Although the precise reasons are unknown, studies have highlighted racial disparities in cancer susceptibility and disease progression. Breast cancer tends to be diagnosed at a more advanced stage among black women than whites and, subsequently, black women experience elevated breast cancer mortality [61]. American women of African ancestry are more likely to develop breast cancer at a younger age than those with European ancestry and are more likely to have tumors with aggressive characteristics [62]. Another study also showed that more African Americans had severe vitamin D deficiency (<25 nmol/L) than European Americans with the lowest levels among those with the highest African ancestry [63]. The same study also revealed that genetic variants in the vitamin D pathway have been related to higher prevalence of estrogen receptor (ER)-negative breast cancer in African-American women [63]. In the present study, larger proportions (63.2%, mean age 40.77) of breast cancer patients were 40 years of age or below. The inherited genetic variations in the VDR gene may contribute in part to susceptibility to cancer at a younger age. However, evidence of an association was not detected between breast cancer characteristics and vitamin D deficiency or VDR genotype.

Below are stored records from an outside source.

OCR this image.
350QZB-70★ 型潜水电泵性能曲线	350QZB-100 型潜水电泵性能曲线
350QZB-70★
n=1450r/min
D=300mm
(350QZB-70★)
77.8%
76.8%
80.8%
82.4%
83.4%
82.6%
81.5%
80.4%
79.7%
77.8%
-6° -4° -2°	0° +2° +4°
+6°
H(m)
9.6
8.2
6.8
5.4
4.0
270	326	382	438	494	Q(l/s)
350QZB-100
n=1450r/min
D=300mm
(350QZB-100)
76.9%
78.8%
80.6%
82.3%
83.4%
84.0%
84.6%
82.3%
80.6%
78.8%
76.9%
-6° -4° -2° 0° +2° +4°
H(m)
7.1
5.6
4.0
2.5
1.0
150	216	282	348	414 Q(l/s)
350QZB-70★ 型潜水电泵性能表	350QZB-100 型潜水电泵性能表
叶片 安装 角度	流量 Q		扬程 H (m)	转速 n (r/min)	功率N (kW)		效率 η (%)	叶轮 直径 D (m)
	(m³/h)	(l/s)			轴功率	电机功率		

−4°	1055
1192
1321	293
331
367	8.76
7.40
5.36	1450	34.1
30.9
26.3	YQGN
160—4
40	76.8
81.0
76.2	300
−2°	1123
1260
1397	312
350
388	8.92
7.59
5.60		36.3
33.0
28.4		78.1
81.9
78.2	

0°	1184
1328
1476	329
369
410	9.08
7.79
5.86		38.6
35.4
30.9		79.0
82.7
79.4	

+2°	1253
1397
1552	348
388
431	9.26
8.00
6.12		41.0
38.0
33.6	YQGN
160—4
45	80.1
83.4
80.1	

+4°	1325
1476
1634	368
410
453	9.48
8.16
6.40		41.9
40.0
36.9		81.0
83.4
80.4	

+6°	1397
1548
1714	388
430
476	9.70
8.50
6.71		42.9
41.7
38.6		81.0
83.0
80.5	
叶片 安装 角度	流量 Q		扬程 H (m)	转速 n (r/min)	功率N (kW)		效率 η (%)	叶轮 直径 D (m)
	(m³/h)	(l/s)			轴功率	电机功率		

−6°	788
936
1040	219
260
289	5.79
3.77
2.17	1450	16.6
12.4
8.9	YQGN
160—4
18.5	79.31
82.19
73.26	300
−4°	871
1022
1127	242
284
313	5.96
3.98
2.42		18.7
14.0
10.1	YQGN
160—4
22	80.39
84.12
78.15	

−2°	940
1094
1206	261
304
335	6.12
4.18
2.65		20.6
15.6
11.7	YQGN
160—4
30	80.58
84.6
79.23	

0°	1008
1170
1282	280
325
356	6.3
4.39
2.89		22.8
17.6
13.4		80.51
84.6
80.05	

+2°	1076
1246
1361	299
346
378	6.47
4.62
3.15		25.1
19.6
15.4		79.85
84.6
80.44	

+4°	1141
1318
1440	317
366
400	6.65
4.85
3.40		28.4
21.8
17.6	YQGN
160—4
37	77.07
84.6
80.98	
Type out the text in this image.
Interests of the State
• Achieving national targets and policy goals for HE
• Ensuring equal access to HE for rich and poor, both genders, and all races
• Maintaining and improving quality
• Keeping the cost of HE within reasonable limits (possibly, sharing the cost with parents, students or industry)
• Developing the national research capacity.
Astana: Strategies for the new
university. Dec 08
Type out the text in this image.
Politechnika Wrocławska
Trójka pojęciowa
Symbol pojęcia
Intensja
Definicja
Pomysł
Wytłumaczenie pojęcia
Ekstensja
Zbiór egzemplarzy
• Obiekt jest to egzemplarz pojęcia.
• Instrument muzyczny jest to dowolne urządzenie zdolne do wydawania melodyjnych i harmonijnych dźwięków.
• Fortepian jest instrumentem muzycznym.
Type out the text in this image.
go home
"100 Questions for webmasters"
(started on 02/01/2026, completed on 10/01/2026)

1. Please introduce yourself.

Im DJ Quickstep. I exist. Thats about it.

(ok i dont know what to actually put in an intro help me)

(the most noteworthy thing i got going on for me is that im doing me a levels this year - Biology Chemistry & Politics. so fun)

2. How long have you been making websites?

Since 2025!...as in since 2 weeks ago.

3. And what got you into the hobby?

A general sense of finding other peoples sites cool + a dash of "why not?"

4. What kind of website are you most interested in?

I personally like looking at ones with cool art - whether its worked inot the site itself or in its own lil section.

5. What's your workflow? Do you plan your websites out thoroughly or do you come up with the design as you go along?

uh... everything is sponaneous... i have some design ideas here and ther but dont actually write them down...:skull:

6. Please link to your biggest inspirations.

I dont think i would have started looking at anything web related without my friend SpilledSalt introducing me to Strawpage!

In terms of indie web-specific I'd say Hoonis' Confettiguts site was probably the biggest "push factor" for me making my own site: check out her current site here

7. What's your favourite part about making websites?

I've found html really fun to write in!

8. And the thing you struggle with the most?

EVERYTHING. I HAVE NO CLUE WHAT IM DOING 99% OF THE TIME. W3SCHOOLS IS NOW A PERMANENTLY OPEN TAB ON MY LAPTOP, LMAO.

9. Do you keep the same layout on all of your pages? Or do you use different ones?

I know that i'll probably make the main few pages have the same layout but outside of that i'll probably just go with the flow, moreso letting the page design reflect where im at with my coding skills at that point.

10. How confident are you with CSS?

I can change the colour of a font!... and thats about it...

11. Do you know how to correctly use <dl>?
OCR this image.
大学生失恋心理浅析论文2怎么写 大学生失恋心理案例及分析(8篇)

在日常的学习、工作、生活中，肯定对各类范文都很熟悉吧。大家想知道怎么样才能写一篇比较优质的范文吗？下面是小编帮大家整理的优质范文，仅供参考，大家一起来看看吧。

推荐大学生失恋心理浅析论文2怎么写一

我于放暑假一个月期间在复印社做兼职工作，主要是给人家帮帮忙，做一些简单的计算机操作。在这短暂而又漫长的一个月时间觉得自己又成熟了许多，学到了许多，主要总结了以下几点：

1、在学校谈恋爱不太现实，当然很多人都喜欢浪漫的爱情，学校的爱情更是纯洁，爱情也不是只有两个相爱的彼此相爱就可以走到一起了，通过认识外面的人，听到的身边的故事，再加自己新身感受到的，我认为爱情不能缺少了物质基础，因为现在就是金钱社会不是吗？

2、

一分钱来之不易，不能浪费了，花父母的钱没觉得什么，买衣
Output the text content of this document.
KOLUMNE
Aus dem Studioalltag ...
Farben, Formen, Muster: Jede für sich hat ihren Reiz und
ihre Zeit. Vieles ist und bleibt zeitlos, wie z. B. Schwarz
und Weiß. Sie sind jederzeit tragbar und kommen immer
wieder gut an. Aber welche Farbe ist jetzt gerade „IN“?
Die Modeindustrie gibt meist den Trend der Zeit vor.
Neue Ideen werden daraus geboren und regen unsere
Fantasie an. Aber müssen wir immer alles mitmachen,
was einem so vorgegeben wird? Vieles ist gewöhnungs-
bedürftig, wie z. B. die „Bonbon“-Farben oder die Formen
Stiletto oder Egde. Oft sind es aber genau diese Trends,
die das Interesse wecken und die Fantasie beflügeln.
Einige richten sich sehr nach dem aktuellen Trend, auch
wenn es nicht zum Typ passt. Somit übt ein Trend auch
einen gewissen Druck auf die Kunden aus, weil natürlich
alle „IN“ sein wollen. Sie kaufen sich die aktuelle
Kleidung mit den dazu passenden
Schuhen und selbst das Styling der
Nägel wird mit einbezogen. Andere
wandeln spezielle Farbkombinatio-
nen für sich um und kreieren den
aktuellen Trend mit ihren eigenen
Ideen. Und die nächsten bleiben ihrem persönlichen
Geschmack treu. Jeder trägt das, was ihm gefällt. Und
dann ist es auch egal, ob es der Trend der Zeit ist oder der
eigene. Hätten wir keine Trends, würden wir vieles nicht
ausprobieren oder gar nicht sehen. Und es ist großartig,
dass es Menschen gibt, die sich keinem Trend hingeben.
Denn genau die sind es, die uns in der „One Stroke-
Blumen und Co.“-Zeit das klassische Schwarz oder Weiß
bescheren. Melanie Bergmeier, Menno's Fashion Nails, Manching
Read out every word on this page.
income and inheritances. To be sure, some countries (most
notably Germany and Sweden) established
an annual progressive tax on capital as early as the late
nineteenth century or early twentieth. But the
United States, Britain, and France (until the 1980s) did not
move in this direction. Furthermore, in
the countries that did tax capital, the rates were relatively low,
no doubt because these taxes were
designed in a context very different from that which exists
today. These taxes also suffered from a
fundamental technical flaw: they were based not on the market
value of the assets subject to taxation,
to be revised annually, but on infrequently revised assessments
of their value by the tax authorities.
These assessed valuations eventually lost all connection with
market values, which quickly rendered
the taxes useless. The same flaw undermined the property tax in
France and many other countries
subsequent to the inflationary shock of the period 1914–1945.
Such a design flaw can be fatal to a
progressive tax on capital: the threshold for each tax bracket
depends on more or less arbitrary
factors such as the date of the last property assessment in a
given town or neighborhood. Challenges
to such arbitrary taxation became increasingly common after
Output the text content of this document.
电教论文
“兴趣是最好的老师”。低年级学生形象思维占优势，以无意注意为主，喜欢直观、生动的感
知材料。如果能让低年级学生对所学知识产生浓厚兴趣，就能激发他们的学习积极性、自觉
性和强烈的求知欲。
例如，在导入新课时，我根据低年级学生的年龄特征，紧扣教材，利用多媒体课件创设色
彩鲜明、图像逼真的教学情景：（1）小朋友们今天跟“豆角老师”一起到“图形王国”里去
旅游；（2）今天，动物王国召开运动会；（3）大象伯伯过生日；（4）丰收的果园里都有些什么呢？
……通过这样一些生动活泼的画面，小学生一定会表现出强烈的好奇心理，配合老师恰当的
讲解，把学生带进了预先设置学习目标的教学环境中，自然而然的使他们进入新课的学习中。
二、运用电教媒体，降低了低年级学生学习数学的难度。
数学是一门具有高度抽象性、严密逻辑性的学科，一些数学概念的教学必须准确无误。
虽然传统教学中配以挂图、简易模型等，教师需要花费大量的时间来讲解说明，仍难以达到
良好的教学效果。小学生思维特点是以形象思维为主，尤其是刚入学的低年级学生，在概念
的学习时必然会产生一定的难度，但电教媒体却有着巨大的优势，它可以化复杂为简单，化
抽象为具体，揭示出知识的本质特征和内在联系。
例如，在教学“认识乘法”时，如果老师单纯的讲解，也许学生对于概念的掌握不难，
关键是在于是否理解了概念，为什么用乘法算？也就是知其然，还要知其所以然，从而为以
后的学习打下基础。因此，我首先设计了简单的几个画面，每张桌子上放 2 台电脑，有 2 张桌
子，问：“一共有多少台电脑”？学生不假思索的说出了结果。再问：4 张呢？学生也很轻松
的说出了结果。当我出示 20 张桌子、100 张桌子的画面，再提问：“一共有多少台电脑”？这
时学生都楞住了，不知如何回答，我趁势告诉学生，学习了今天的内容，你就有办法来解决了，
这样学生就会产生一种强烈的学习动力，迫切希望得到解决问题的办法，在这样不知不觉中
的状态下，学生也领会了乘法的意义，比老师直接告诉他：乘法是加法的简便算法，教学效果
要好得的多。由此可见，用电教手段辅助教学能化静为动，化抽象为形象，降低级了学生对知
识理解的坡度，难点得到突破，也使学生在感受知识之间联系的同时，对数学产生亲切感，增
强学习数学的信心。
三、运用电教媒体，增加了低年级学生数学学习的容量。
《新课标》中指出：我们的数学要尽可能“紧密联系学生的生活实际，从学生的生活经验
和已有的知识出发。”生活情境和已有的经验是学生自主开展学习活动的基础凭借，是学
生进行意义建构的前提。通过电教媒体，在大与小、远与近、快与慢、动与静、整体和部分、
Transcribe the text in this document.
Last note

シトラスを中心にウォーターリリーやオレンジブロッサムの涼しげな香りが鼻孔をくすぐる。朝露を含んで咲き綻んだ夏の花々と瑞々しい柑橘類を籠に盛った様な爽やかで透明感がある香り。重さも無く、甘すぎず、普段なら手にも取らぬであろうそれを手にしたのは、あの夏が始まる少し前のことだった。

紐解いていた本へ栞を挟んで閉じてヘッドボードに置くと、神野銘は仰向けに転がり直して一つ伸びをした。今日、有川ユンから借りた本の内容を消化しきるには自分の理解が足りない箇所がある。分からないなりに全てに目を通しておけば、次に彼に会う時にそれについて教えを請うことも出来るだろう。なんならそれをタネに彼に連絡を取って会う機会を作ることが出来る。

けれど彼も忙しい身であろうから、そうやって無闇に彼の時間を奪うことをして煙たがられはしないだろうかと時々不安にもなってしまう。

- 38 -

The present study investigated the severity of vitamin D deficiency among breast cancer patients in a resource-limited setting from Africa. Moreover, the study revealed pertinent information regarding the relevance of VDR polymorphism in a population with diverse genetic composition which has not been previously examined. However, important limitations were also identified. The small sample size could have hampered the observation of any association between vitamin D deficiency and clinico-pathology of breast cancer in Ethiopia. In addition, we used an immunoassay technique to measure vitamin D level rather than the gold-standard liquid chromatography coupled to tandem mass spectrometry (LC/MS/MS). Consequently, due to patient-group-specific deviations, a lack of distinction between 25(OH)D2 and 25(OH)D3, and cross-reactivity of other vitamin D metabolites associated with the immunoassay technique, the result of vitamin D concentration could have been overestimated and misleading. Moreover, chemotherapy-induced vitamin D deficiency and the impact of low vitamin D on the clinical progression of breast cancer was not addressed. Routine laboratory testing is not done to detect the receptor status of the tumor in Ethiopia, and, consequently, association of low vitamin D level with receptor status was not possible. Moreover, data on disease progression and survival status were not incorporated to associate them with vitamin D level and VDR polymorphism.

5. Conclusions

In conclusion, we report a high prevalence of vitamin D deficiency in female Ethiopian breast cancer patients. Treatment-naïve patients had low levels of vitamin D compared to patients on tamoxifen. In addition, the FokI GG genotype appears to confer an increased risk of breast cancer in Ethiopian women. Further study is recommended to see the impact of chemotherapy on the vitamin D levels of breast cancer patients undergoing treatment and the impact of vitamin D deficiency on the disease progression and clinical outcome. We recommend supplementation of vitamin D and also urge further study to set the optimum dose of vitamin D for Ethiopian breast cancer patients.